The project, at an energy recovery facility in Bury, Greater Manchester, showcases an energy storage technology that holds the promise of delivering hundreds of megawatts of power for multiple hours.
This is a scale and duration that, to date, only pumped hydro has been able to offer commercially. But LAES comes without pumped hydro’s geographical restrictions.
As well as storing energy as liquid air, the 5MW, 15MWh Pilsworth facility converts low-grade waste heat from GE Jenbacher landfill gas engines into power.
The project was developed in partnership with Viridor, a recycling and renewable energy company, and has been operational and exporting to the grid since April 2018.
Winter peaks and auxiliary service support
The plant will support the grid with reserve and regulation services.

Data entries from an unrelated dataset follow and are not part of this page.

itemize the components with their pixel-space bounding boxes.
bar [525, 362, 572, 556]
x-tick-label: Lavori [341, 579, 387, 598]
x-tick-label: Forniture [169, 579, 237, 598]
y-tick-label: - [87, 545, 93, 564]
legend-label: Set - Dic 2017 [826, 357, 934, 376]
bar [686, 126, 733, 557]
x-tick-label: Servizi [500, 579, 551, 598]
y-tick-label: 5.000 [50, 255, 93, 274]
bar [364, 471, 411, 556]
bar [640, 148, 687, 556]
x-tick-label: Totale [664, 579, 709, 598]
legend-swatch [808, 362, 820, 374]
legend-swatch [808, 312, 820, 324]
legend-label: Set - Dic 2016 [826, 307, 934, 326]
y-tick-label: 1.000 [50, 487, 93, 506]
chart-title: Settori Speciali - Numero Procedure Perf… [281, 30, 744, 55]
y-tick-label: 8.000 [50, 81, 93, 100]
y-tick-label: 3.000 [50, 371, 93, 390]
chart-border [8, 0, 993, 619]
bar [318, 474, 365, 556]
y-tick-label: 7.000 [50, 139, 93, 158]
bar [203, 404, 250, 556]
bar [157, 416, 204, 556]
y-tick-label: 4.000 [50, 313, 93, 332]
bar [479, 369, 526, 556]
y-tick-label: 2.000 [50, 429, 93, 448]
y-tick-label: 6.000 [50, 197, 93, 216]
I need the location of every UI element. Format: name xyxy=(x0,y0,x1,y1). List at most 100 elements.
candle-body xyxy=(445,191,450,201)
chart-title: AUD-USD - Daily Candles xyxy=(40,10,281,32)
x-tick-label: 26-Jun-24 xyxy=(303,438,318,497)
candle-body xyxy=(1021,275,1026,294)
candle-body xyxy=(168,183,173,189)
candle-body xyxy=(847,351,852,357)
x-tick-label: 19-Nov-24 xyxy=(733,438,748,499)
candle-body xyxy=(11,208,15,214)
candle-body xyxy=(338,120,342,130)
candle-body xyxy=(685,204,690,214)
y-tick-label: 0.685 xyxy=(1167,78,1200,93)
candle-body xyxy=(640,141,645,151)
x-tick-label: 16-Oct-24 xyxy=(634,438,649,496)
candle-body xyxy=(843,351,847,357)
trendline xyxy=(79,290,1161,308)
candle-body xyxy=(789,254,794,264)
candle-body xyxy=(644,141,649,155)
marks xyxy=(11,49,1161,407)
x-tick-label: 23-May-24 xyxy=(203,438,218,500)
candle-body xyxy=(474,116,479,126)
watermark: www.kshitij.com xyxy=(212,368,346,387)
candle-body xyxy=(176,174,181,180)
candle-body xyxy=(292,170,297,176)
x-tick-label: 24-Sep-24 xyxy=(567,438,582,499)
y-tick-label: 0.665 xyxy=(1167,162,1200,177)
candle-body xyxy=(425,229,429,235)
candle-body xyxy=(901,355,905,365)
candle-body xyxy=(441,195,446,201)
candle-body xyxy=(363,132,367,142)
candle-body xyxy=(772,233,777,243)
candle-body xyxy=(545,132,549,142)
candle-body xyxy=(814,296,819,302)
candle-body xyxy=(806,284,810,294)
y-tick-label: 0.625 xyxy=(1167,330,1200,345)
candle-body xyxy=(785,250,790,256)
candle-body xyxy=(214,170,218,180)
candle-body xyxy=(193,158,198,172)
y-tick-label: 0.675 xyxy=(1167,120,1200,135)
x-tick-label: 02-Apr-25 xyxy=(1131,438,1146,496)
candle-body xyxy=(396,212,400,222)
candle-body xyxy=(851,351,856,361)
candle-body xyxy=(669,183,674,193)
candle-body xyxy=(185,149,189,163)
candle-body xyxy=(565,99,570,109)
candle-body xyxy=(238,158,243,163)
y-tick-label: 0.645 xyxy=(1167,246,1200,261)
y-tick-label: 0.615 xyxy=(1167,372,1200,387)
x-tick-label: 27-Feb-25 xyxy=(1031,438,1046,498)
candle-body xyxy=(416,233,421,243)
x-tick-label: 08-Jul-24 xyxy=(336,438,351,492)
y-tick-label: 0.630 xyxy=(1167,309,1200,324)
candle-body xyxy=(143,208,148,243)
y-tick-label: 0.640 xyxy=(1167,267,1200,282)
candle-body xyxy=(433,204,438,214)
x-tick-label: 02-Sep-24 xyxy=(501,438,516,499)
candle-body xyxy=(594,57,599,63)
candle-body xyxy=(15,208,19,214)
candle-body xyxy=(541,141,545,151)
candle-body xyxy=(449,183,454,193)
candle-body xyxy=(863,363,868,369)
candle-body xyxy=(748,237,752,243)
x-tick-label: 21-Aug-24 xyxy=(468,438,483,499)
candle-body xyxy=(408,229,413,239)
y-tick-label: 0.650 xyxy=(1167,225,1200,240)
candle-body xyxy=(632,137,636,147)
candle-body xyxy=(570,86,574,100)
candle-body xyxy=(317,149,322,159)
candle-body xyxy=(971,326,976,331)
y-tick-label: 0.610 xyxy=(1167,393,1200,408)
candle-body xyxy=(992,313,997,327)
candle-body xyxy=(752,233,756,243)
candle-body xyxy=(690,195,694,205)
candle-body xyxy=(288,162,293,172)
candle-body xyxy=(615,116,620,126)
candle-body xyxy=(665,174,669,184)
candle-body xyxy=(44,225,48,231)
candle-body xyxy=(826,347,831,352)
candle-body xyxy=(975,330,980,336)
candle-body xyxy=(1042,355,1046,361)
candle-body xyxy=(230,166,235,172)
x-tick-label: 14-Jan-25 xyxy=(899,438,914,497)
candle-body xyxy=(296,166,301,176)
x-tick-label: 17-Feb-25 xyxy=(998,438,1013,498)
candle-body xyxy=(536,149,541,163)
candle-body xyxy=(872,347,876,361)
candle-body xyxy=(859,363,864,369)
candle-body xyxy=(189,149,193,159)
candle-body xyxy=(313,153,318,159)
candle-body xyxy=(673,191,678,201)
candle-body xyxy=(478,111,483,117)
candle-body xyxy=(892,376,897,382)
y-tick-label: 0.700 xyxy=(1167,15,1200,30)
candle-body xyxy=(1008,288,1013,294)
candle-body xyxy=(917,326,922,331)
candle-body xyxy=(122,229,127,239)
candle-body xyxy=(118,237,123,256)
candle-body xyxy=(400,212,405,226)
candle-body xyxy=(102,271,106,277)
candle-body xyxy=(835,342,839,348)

Hybridisation of the plant later in the summer will offer near-instantaneous response, serving frequency response markets.
Prof John Loughhead, Chief Scientific Adviser at the Department for Business, Energy and Industrial Strategy, attended the ribbon cutting, underlining the UK Government’s commitment to a project backed with public money.
Initially the project attracted GBP£8m of UK government funding. In an interview with Energy Storage Report, business development director Matthew Barnett said another £1.7m was injected at the end of 2017.
Of this, £192,000 from the Energy Entrepreneurs Fund went towards installing Highview’s high-grade cold store technology.
The remaining £1.5m, from Innovate UK, the UK’s innovation agency, allowed the company to add very fast-acting frequency response to the system’s capabilities.
As previously reported, responding to grid frequency events within one second will allow the plant to meet the requirements of the UK National Grid’s fastest frequency response service provisions.
Key advantages of LAES
The plant is designed to be able to bid to supply these services to the grid in future. Barnett said LAES was suited to providing ancillary services such as frequency response, spinning reserve and black-start capability.
Also, the way Highview’s LAES technology is configured allows it to deliver long-duration storage along with these services at significantly lower cost compared to current batteries, he said.
The Pilsworth LAES plant is the culmination of 12 years of development for Highview, but it isn’t the only recent milestone for the company.
Barnett revealed that his company’s New York office was making progress in developing projects on the US East Coast and in California.
In February, Highview announced that it was collaborating with SNC-Lavalin to deploy energy storage solutions for utility-scale applications in North America.
Engineering, procurement and construction partners
“Highview has invested considerable time and effort vetting potential engineering, procurement and construction management partners,” said Highview Power CEO Gareth Brett in a press release.
The announcement was followed in March by the news that Highview had named energy executive Carl Sheldon as president of the company’s US subsidiary, spearheading market development in North America.
Previously, Sheldon was CEO of the Abu Dhabi National Energy Company, where his stewardship led the company to global success in the oil and gas and power industries.
He was also the managing partner of Allen & Overy LLP’s Frankfurt and New York offices during his 25 years with the firm, advising on general international commercial and finance matters, and project financing in the energy sector.
As part of its moves to expand worldwide, Highview is also pursuing a fresh round of investment to fund growth, timed for the second half of 2018, Barnett said.